夏目漱石の三四郎を「日本で〈学問〉をする困難をあますことなく描いた小説である。」(204ページ)ととらえる。そして明治、大正、昭和初期に書かれた日本近代文学の文章は「出版語」として確立された文章である。

③インターネットの普及は英語を普遍語(学問を行う時に使う言葉)としての地位を肥大させ、日本語を普遍語の地位から話し言葉に下方シフトさせる可能性がある。(

➃インターネットの時代に立ち向かう為には選ばれた日本人の一部がバイリンガルになり一人の日本人として英語で意味のある発言ができる必要がある。(276ページ)
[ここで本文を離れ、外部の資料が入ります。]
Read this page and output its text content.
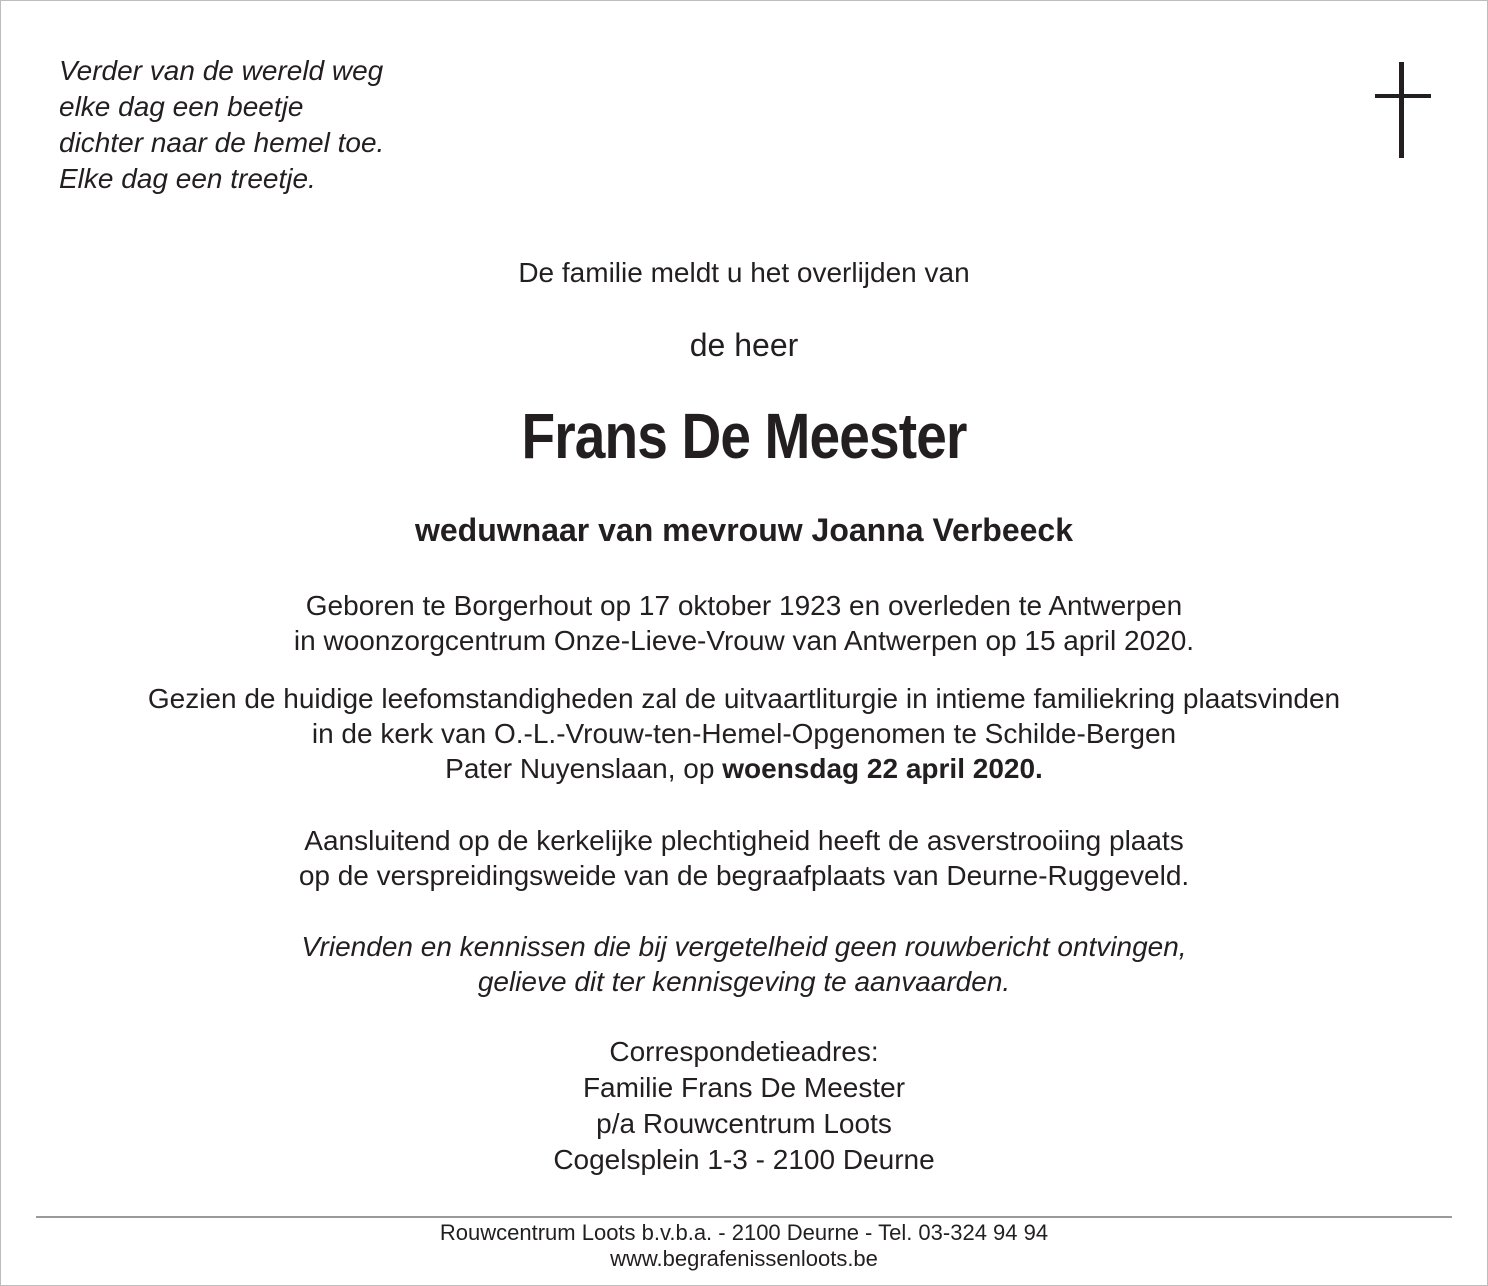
Verder van de wereld weg
elke dag een beetje
dichter naar de hemel toe.
Elke dag een treetje.
De familie meldt u het overlijden van
de heer
Frans De Meester
weduwnaar van mevrouw Joanna Verbeeck
Geboren te Borgerhout op 17 oktober 1923 en overleden te Antwerpen
in woonzorgcentrum Onze-Lieve-Vrouw van Antwerpen op 15 april 2020.
Gezien de huidige leefomstandigheden zal de uitvaartliturgie in intieme familiekring plaatsvinden
in de kerk van O.-L.-Vrouw-ten-Hemel-Opgenomen te Schilde-Bergen
Pater Nuyenslaan, op woensdag 22 april 2020.
Aansluitend op de kerkelijke plechtigheid heeft de asverstrooiing plaats
op de verspreidingsweide van de begraafplaats van Deurne-Ruggeveld.
Vrienden en kennissen die bij vergetelheid geen rouwbericht ontvingen,
gelieve dit ter kennisgeving te aanvaarden.
Correspondetieadres:
Familie Frans De Meester
p/a Rouwcentrum Loots
Cogelsplein 1-3 - 2100 Deurne
Rouwcentrum Loots b.v.b.a. - 2100 Deurne - Tel. 03-324 94 94
www.begrafenissenloots.be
⑤日本の国語教育は日本近代文学を読み継がせるのに主眼を置くべきである。(318ページ)

源氏物語~世界最古の小説

自分の母語に近い現地語で書くうちに、一千年先、日本文学を世界に知らしめる平安文学を生んだ。そこには、父権社会の禁忌を逆手にとった女たちの、輝かしい勝利があった。日本人であれば女であるある私もしみじみと、そして晴々と、誇らしい。だが、その勝利も、近代に入り、西洋から国語イデオロギーが輸入され、日本人が自分たちの文学史を自分達の言葉で書かれたものを中心に見直し、編纂し直してからの勝利でしかない。(164ページ)

日本語が示してきた概念

方丈記の冒頭、「ゆく河の流れは絶えずして、しかも、もとの水にあらず。淀みに浮かぶうたかたは、かつ消えかつ結びて、久しくとどまりたる例なし。」は量子物理学を前提とする多元宇宙論でもあり、エントロピーに抵抗しようとする生命観でもある。これらのものを残していく責任を痛感する。